The following innocent-looking one-liner:

% perl -we '$ENV{ FOO } = undef'

produces the warning:

Use of uninitialized value in scalar assignment at -e line 1

Is this a bug, or is there a good reason for this?

FWIW, I've seen this behavior only with %ENV. I got the above
using v5.8.8 on Linux.

TIA!

kj
 
J

John W. Krahn

kj said:
The following innocent-looking one-liner:

% perl -we '$ENV{ FOO } = undef'

produces the warning:

Use of uninitialized value in scalar assignment at -e line 1

Is this a bug, or is there a good reason for this?

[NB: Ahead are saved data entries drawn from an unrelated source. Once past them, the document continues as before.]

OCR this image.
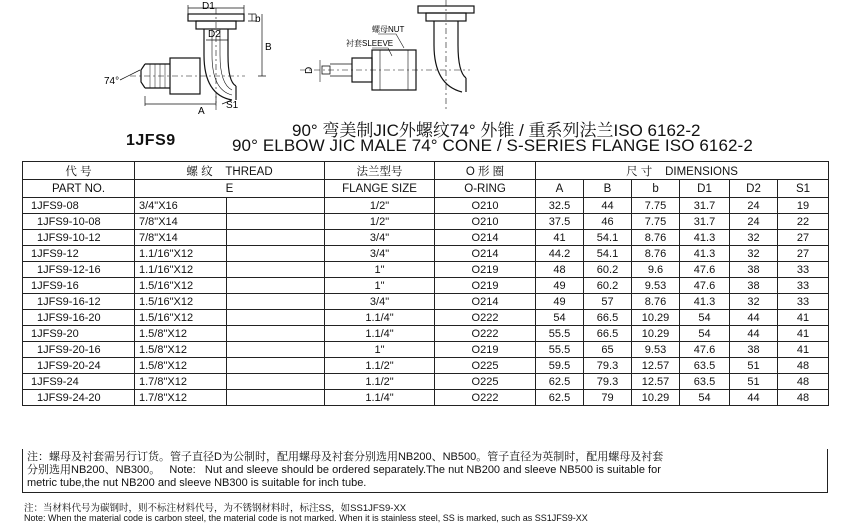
D1
D2
b
B
74°
A
S1
D
螺母NUT
衬套SLEEVE
1JFS9
90° 弯美制JIC外螺纹74° 外锥 / 重系列法兰ISO 6162-2
90° ELBOW JIC MALE 74° CONE / S-SERIES FLANGE ISO 6162-2
代 号	螺 纹 THREAD		法兰型号	O 形 圈	尺 寸 DIMENSIONS					
PART NO.	E		FLANGE SIZE	O-RING	A	B	b	D1	D2	S1
1JFS9-08	3/4"X16		1/2"	O210	32.5	44	7.75	31.7	24	19
1JFS9-10-08	7/8"X14		1/2"	O210	37.5	46	7.75	31.7	24	22
1JFS9-10-12	7/8"X14		3/4"	O214	41	54.1	8.76	41.3	32	27
1JFS9-12	1.1/16"X12		3/4"	O214	44.2	54.1	8.76	41.3	32	27
1JFS9-12-16	1.1/16"X12		1"	O219	48	60.2	9.6	47.6	38	33
1JFS9-16	1.5/16"X12		1"	O219	49	60.2	9.53	47.6	38	33
1JFS9-16-12	1.5/16"X12		3/4"	O214	49	57	8.76	41.3	32	33
1JFS9-16-20	1.5/16"X12		1.1/4"	O222	54	66.5	10.29	54	44	41
1JFS9-20	1.5/8"X12		1.1/4"	O222	55.5	66.5	10.29	54	44	41
1JFS9-20-16	1.5/8"X12		1"	O219	55.5	65	9.53	47.6	38	41
1JFS9-20-24	1.5/8"X12		1.1/2"	O225	59.5	79.3	12.57	63.5	51	48
1JFS9-24	1.7/8"X12		1.1/2"	O225	62.5	79.3	12.57	63.5	51	48
1JFS9-24-20	1.7/8"X12		1.1/4"	O222	62.5	79	10.29	54	44	48
注：螺母及衬套需另行订货。管子直径D为公制时，配用螺母及衬套分别选用NB200、NB500。管子直径为英制时，配用螺母及衬套
分别选用NB200、NB300。   Note:   Nut and sleeve should be ordered separately.The nut NB200 and sleeve NB500 is suitable for
metric tube,the nut NB200 and sleeve NB300 is suitable for inch tube.
注：当材料代号为碳钢时，则不标注材料代号，为不锈钢材料时，标注SS，如SS1JFS9-XX
Note: When the material code is carbon steel, the material code is not marked. When it is stainless steel, SS is marked, such as SS1JFS9-XX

FWIW, I've seen this behavior only with %ENV. I got the above
using v5.8.8 on Linux.

What makes you think that you could set an environment variable to the
undef value? How does that make sense?

man 3 setenv


Perhaps you meant to use delete() instead:

delete $ENV{ FOO }



John
 
J

John Bokma

kj said:
The following innocent-looking one-liner:

% perl -we '$ENV{ FOO } = undef'

produces the warning:

Use of uninitialized value in scalar assignment at -e line 1

Is this a bug, or is there a good reason for this?

FWIW, I've seen this behavior only with %ENV. I got the above
using v5.8.8 on Linux.

What do you expect from setting an environment variable to undef?